La
fiesta del Bautismo del Señor es ocasión propicia para reflexionar sobre
nuestro propio Bautismo y sus implicancias. El Bautismo no es un mero “acto
social”. Un día yo fui bautizado y mi Bautismo marcó verdaderamente un antes y
un después: por el don del agua y el Espíritu Santo fuimos sumergidos en la
muerte de Cristo para nacer con Él a la vida nueva, a la vida de Cristo, a la
vida de la gracia. Por el Bautismo llegué a ser “una nueva criatura” (2Cor
5,16), fui verdaderamente “revestido de Cristo” (Gál 3,27). En efecto, la
Iglesia enseña que «mediante el Bautismo, nos hemos convertido en un mismo ser
con Cristo» (Catecismo de la Iglesia Católica, 2565).
Pero
si mi Bautismo me ha transformado radicalmente, ¿por qué sigo experimentando en
mí una inclinación al mal? ¿Por qué la incoherencia entre lo que creo y lo que
vivo? ¿Por qué tantas veces termino haciendo el mal que no quería y dejo de
hacer el bien que me había propuesto? (ver Rom 7,15) ¿Por qué me cuesta tanto
vivir como Cristo me enseña? Ante esta experiencia tan contradictoria aclara la
enseñanza de la Iglesia que aunque el Bautismo «borra el pecado original y
devuelve el hombre a Dios... las consecuencias para la naturaleza, debilitada e
inclinada al mal, persisten en el hombre y lo llaman al combate espiritual»
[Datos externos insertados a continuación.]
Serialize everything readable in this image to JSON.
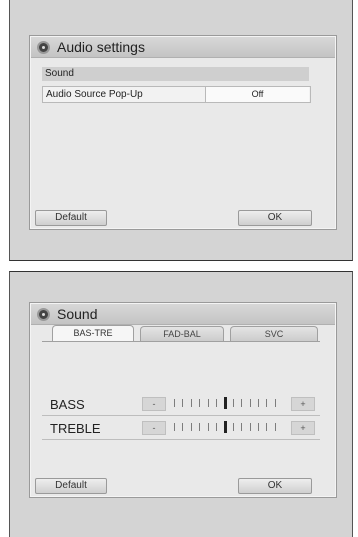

(Catecismo de la Iglesia Católica, 405).
Dios
ha permitido que luego de mi Bautismo permanezcan en mí la inclinación al mal,
la debilidad que me hace frágil ante las tentaciones, la inercia o dificultad
para hacer el bien, con el objeto de que sean un continuo aguijón que me
estimule cada día al combate decidido por la santidad, así como a buscar siempre
en Él la fuerza necesaria para vencer el mal con el bien.
Dios
llama a todo bautizado al combate espiritual. El combate espiritual tiene como
objetivo final nuestra propia santificación, es decir, asemejarnos lo más
posible al Señor Jesús, alcanzar su misma estatura humana, llegar a pensar,
amar y actuar como Él. Sabemos que esa transformación, que es esencialmente
interior, es obra del Espíritu divino en nosotros. Es Dios mismo quien por su
Espíritu nos renueva interiormente, nos transforma y conforma con su Hijo, el
Señor Jesús. Sin embargo, Dios ha querido que desde nuestra fragilidad y
pequeñez cooperemos activamente en la obra de nuestra propia santificación.
Decía San Agustín: “quien te ha creado sin tu consentimiento, no quiere
salvarte sin tu consentimiento”. Y este consentimiento implica la cooperación decidida
en “despojarnos” del hombre viejo y sus obras para “revestirnos” al mismo
tiempo del hombre nuevo, de Cristo (ver Ef 4,22ss). Esto no es sencillo, por
eso hablamos de combate, de lucha interior.
Para
vencer en este combate lo primero que debemos hacer es reconocer humildemente
nuestra insuficiencia: sin Él nada podemos (ver Jn 15,5). No podemos dejar de
rezar, no podemos dejar de pedirle a Dios las fuerzas y la gracia necesaria
para vencer el mal, nuestros vicios y pecados, para rechazar con firmeza toda
tentación que aparezca ante nosotros, para poder perseverar en el bien y en el
ejercicio de las virtudes que nos enseña el Señor Jesús.
Junto
con la incesante oración hemos de proponer medios concretos para ir venciendo
los propios vicios o malos hábitos que descubro en mí, para ir cambiándolos por
modos de pensar, de sentir y de actuar que correspondan a las enseñanzas del
Señor.
El
Señor a todos nos pide perseverar en ese combate (ver Mt 24,13), con paciencia,
con esperanza, nunca dejarnos vencer por el desaliento, siempre levantarnos de
nuestras caídas, pedirle perdón con humildad si caemos y volver decididos a la
batalla cuantas veces sea necesario. No olvidemos que “el santo no es el que
nunca cae, sino el que siempre se levanta”.